To calculate the percentage of check runs that failed in the last 24 hours, use:
increase(checkly_check_result_total{status="failing"}[24h]) / ignoring(status) sum without (status) (increase(checkly_check_result_total[24h]))

Histogram averages

The different histogram metrics can all be used to compute averages. For example, query the average web vitals times for a check using:
sum by(type) (rate(checkly_browser_check_web_vitals_seconds_sum{name="Check Name"}[30m])) / sum by(type) (rate(checkly_browser_check_web_vitals_seconds_count{name="Check Name"}[30m]))

Heartbeat Metrics

Heartbeat monitors are passive checks that wait for your scheduled jobs and automated processes to send a ping. The Prometheus exporter includes heartbeat checks in the standard checkly_check_status and checkly_check_result_total metrics, plus two heartbeat-specific gauges designed for dead man’s switch alerting.
  • checkly_heartbeat_last_success_timestamp_seconds — The Unix timestamp of the last successful ping, searched across the entire event history (no time window). A value of 0 means no successful ping has ever been received — this immediately triggers a dead man’s switch alert since time() - 0 produces a very large value.
  • checkly_heartbeat_expected_interval_seconds — The maximum expected time between pings, derived from the heartbeat monitor’s configured period and period unit (e.g., 5 minutes = 300 seconds). Use this as a threshold for alerting.

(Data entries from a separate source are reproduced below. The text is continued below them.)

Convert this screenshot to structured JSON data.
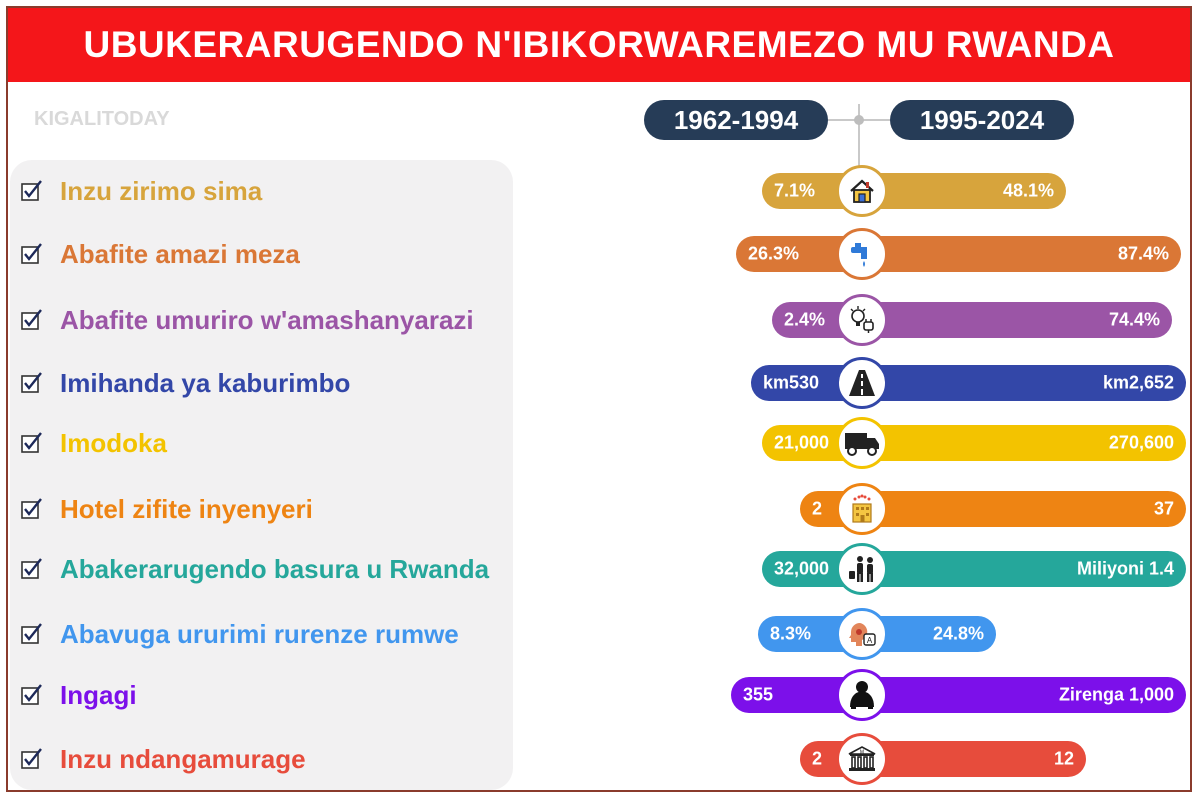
{
  "header": {
    "title": "UBUKERARUGENDO N'IBIKORWAREMEZO MU RWANDA"
  },
  "watermark": "KIGALITODAY",
  "periods": {
    "left": "1962-1994",
    "right": "1995-2024"
  },
  "colors": {
    "header_bg": "#f4161a",
    "period_bg": "#263c57",
    "panel_bg": "#f2f1f2"
  },
  "chart_data": {
    "type": "table",
    "columns": [
      "1962-1994",
      "1995-2024"
    ],
    "rows": [
      {
        "label": "Inzu zirimo sima",
        "before": "7.1%",
        "after": "48.1%",
        "icon": "house-icon",
        "color": "#d7a43c"
      },
      {
        "label": "Abafite amazi meza",
        "before": "26.3%",
        "after": "87.4%",
        "icon": "water-tap-icon",
        "color": "#da7736"
      },
      {
        "label": "Abafite umuriro w'amashanyarazi",
        "before": "2.4%",
        "after": "74.4%",
        "icon": "lightbulb-plug-icon",
        "color": "#9b55a6"
      },
      {
        "label": "Imihanda ya kaburimbo",
        "before": "km530",
        "after": "km2,652",
        "icon": "road-icon",
        "color": "#3347a8"
      },
      {
        "label": "Imodoka",
        "before": "21,000",
        "after": "270,600",
        "icon": "truck-icon",
        "color": "#f3c300"
      },
      {
        "label": "Hotel zifite inyenyeri",
        "before": "2",
        "after": "37",
        "icon": "hotel-icon",
        "color": "#ee8413"
      },
      {
        "label": "Abakerarugendo basura u Rwanda",
        "before": "32,000",
        "after": "Miliyoni 1.4",
        "icon": "tourists-icon",
        "color": "#25a79b"
      },
      {
        "label": "Abavuga ururimi rurenze rumwe",
        "before": "8.3%",
        "after": "24.8%",
        "icon": "speaking-head-icon",
        "color": "#4196ee"
      },
      {
        "label": "Ingagi",
        "before": "355",
        "after": "Zirenga 1,000",
        "icon": "gorilla-icon",
        "color": "#7c10ea"
      },
      {
        "label": "Inzu ndangamurage",
        "before": "2",
        "after": "12",
        "icon": "museum-icon",
        "color": "#e74c3c"
      }
    ]
  }
}
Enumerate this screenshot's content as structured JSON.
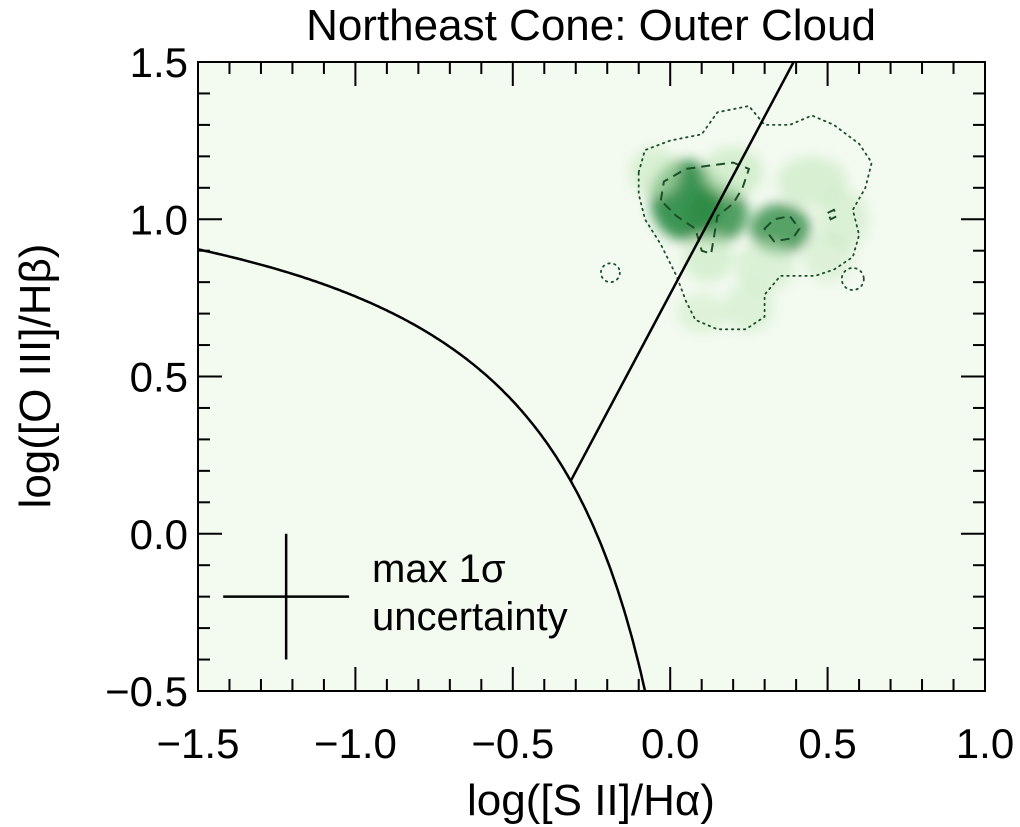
{
  "chart_data": {
    "type": "scatter",
    "title": "Northeast Cone: Outer Cloud",
    "xlabel": "log([S II]/Hα)",
    "ylabel": "log([O III]/Hβ)",
    "xlim": [
      -1.5,
      1.0
    ],
    "ylim": [
      -0.5,
      1.5
    ],
    "xticks": [
      -1.5,
      -1.0,
      -0.5,
      0.0,
      0.5,
      1.0
    ],
    "xtick_labels": [
      "−1.5",
      "−1.0",
      "−0.5",
      "0.0",
      "0.5",
      "1.0"
    ],
    "yticks": [
      -0.5,
      0.0,
      0.5,
      1.0,
      1.5
    ],
    "ytick_labels": [
      "−0.5",
      "0.0",
      "0.5",
      "1.0",
      "1.5"
    ],
    "grid": false,
    "colors": {
      "plot_background": "#f3faf0",
      "density_high": "#2a8a42",
      "density_low": "#c7e9c0",
      "contour": "#1d4d2a",
      "lines": "#000000"
    },
    "density_blobs": [
      {
        "x": 0.05,
        "y": 1.06,
        "sx": 0.07,
        "sy": 0.08,
        "w": 1.0
      },
      {
        "x": 0.15,
        "y": 1.02,
        "sx": 0.06,
        "sy": 0.06,
        "w": 0.85
      },
      {
        "x": 0.2,
        "y": 1.15,
        "sx": 0.06,
        "sy": 0.05,
        "w": 0.6
      },
      {
        "x": 0.35,
        "y": 0.97,
        "sx": 0.06,
        "sy": 0.05,
        "w": 0.8
      },
      {
        "x": 0.45,
        "y": 1.12,
        "sx": 0.07,
        "sy": 0.05,
        "w": 0.5
      },
      {
        "x": 0.12,
        "y": 0.88,
        "sx": 0.05,
        "sy": 0.05,
        "w": 0.5
      },
      {
        "x": 0.3,
        "y": 0.85,
        "sx": 0.06,
        "sy": 0.05,
        "w": 0.35
      },
      {
        "x": 0.25,
        "y": 0.72,
        "sx": 0.05,
        "sy": 0.05,
        "w": 0.3
      },
      {
        "x": -0.05,
        "y": 1.15,
        "sx": 0.05,
        "sy": 0.05,
        "w": 0.45
      },
      {
        "x": 0.55,
        "y": 1.0,
        "sx": 0.05,
        "sy": 0.06,
        "w": 0.35
      },
      {
        "x": 0.5,
        "y": 0.88,
        "sx": 0.05,
        "sy": 0.05,
        "w": 0.25
      },
      {
        "x": 0.1,
        "y": 0.7,
        "sx": 0.05,
        "sy": 0.04,
        "w": 0.22
      }
    ],
    "kewley_curve": {
      "x_from": -1.5,
      "x_to": -0.07,
      "label": ""
    },
    "seyfert_liner_line": {
      "x": [
        -0.315,
        0.392
      ],
      "y": [
        0.17,
        1.5
      ]
    },
    "contours": {
      "outer_dotted": [
        [
          -0.1,
          1.15
        ],
        [
          -0.08,
          1.22
        ],
        [
          0.0,
          1.25
        ],
        [
          0.1,
          1.27
        ],
        [
          0.15,
          1.34
        ],
        [
          0.25,
          1.36
        ],
        [
          0.3,
          1.3
        ],
        [
          0.38,
          1.3
        ],
        [
          0.45,
          1.33
        ],
        [
          0.52,
          1.3
        ],
        [
          0.6,
          1.24
        ],
        [
          0.64,
          1.18
        ],
        [
          0.62,
          1.1
        ],
        [
          0.58,
          1.03
        ],
        [
          0.6,
          0.95
        ],
        [
          0.58,
          0.88
        ],
        [
          0.52,
          0.84
        ],
        [
          0.46,
          0.82
        ],
        [
          0.35,
          0.82
        ],
        [
          0.3,
          0.76
        ],
        [
          0.3,
          0.69
        ],
        [
          0.24,
          0.65
        ],
        [
          0.15,
          0.65
        ],
        [
          0.08,
          0.68
        ],
        [
          0.05,
          0.74
        ],
        [
          0.02,
          0.82
        ],
        [
          -0.03,
          0.92
        ],
        [
          -0.08,
          1.0
        ],
        [
          -0.1,
          1.08
        ]
      ],
      "small_dotted_circles": [
        {
          "x": -0.19,
          "y": 0.83,
          "r": 0.03
        },
        {
          "x": 0.58,
          "y": 0.81,
          "r": 0.035
        }
      ],
      "inner_dashed": [
        [
          [
            -0.03,
            1.06
          ],
          [
            -0.02,
            1.12
          ],
          [
            0.05,
            1.16
          ],
          [
            0.12,
            1.17
          ],
          [
            0.2,
            1.18
          ],
          [
            0.25,
            1.16
          ],
          [
            0.23,
            1.1
          ],
          [
            0.2,
            1.05
          ],
          [
            0.15,
            1.01
          ],
          [
            0.14,
            0.95
          ],
          [
            0.13,
            0.89
          ],
          [
            0.1,
            0.9
          ],
          [
            0.08,
            0.97
          ],
          [
            0.05,
            0.99
          ],
          [
            0.02,
            1.01
          ]
        ],
        [
          [
            0.3,
            0.97
          ],
          [
            0.33,
            1.0
          ],
          [
            0.38,
            1.01
          ],
          [
            0.41,
            0.97
          ],
          [
            0.39,
            0.94
          ],
          [
            0.33,
            0.93
          ]
        ],
        [
          [
            0.5,
            1.02
          ],
          [
            0.52,
            1.03
          ],
          [
            0.53,
            1.01
          ],
          [
            0.51,
            1.0
          ]
        ]
      ]
    },
    "error_bar": {
      "x": -1.22,
      "y": -0.2,
      "xerr": 0.2,
      "yerr": 0.2,
      "label_line1": "max 1σ",
      "label_line2": "uncertainty"
    }
  }
}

How heartbeats map to checkly_check_result_total

Heartbeat checks contribute to checkly_check_result_total using a 1-hour count window, the same as other check types. The status label values map to heartbeat event states as follows:
status labelHeartbeat states counted
passingRECEIVED, EARLY, GRACE, LATE — any ping that arrived
failingFAILING — no ping received before the grace period expired
degradedAlways 0 — heartbeat monitors do not have a degraded state

Dead Man’s Switch PromQL Examples

Alert when a heartbeat ping is overdue

Compare the current time against the last success timestamp. If the difference exceeds the expected interval, the job has missed its window:
time() - checkly_heartbeat_last_success_timestamp_seconds > checkly_heartbeat_expected_interval_seconds

Alert with a safety margin

Add a grace period multiplier (e.g., 1.5x) to avoid false alarms from minor delays:
time() - checkly_heartbeat_last_success_timestamp_seconds > 1.5 * checkly_heartbeat_expected_interval_seconds

Grafana table of heartbeat health

Show how long ago each heartbeat was last seen:
time() - checkly_heartbeat_last_success_timestamp_seconds

Private Location Metrics

The Prometheus exporter also contains metrics for monitoring Private Locations. These metrics can be used to ensure that your Private Locations have enough Checkly Agent instances running to execute all of your checks. The following metrics are available to monitor Private Locations:
MetricTypeDescription
checkly_private_location_queue_sizeGaugeThe number of check runs scheduled to the Private Location and waiting to be executed. A high value indicates that checks are becoming backlogged and that you may need to scale your Checkly Agents.
checkly_private_location_oldest_scheduled_check_runGaugeThe age in seconds of the oldest check run job scheduled to the Private Location queue. A high value indicates that checks are becoming backlogged.
checkly_private_location_agent_countGaugeThe number of agents connected for the Private Location.
The Private Location metrics all contain the following labels:
LabelDescription
private_location_namethe name of the Private Location.
private_location_slug_namethe Private Location’s human readable unique identifier.
private_location_idthe Private Location’s UUID.